I have to automate certain operations of PUT/POST operation in my case, I have those endpoints already-in-place which will do their part.
My planning is to have another method which will drive this whole automation, consider this method as new POST endpoint which would gonna call each either POST and PUT endpoint from the same service which I already mentioned.
I will gonna call those existing PUT and POST based on input, if consider the input is new I will call existing POST and if given input exists in database I will going to call PUT.
Till I am good, But I have a question in my mind, Which is bugging me a lot that my new endpoint which is of POST is calling PUT as well as POST, I each method type has to do its type of operations only but here I am calling PUT as well as POST whereas my parent calling method type is POST.
I am not sure if I am working in right direction to achieve my use-case.

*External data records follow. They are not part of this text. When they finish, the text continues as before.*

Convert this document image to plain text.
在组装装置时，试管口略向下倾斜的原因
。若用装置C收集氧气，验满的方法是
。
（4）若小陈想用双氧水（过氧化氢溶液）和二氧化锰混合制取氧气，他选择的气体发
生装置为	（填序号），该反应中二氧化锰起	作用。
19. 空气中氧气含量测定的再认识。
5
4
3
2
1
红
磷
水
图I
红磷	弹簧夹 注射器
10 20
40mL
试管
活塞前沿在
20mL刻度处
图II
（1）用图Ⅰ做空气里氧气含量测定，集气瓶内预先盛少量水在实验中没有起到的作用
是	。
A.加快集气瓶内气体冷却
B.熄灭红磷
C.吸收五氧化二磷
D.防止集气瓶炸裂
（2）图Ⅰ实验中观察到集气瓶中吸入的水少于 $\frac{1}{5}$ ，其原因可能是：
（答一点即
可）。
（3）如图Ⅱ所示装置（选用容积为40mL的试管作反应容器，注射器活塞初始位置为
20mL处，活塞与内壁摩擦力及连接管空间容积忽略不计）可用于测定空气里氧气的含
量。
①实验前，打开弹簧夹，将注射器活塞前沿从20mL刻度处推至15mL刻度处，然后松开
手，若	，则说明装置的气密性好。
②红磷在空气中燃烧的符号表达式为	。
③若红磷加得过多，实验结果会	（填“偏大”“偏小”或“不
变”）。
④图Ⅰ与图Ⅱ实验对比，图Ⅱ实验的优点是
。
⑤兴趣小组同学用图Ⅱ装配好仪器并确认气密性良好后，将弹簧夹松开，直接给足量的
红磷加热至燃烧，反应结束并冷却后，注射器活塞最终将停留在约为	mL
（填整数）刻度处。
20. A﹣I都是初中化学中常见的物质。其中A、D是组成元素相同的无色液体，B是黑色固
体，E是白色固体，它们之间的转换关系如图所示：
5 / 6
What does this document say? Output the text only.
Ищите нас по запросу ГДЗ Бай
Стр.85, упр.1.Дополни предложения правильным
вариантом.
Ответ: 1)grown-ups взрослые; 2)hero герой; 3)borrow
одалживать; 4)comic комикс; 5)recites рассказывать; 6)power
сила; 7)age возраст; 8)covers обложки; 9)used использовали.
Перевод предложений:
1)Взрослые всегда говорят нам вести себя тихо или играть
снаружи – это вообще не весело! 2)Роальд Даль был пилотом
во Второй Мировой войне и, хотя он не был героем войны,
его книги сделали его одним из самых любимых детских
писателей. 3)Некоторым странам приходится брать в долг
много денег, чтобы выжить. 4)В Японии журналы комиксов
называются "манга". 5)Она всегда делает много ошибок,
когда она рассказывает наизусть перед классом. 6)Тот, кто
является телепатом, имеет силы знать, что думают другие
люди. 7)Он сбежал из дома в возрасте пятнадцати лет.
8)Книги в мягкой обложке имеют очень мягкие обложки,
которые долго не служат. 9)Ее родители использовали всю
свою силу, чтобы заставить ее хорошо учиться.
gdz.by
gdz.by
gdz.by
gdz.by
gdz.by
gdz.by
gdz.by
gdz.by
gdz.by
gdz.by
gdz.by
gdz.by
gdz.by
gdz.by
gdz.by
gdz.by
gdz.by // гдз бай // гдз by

Please correct me in a different way.
Note - I am having Spring Boot application which would always need some endpoint to trigger any logic which I am talking about.
Update my question for better understanding.
I dont really know what you mean exactly. The HTTP methods are considered to do a specific task, but yet again its ok to use POST to update something - might be not best practice, but works. If you want to seperate the concerns (adding, updating), then just implement two different endpoints, one handling the creation the other one the update. The client (whether its a web-app or desktop app or whatever) has to handle this issue.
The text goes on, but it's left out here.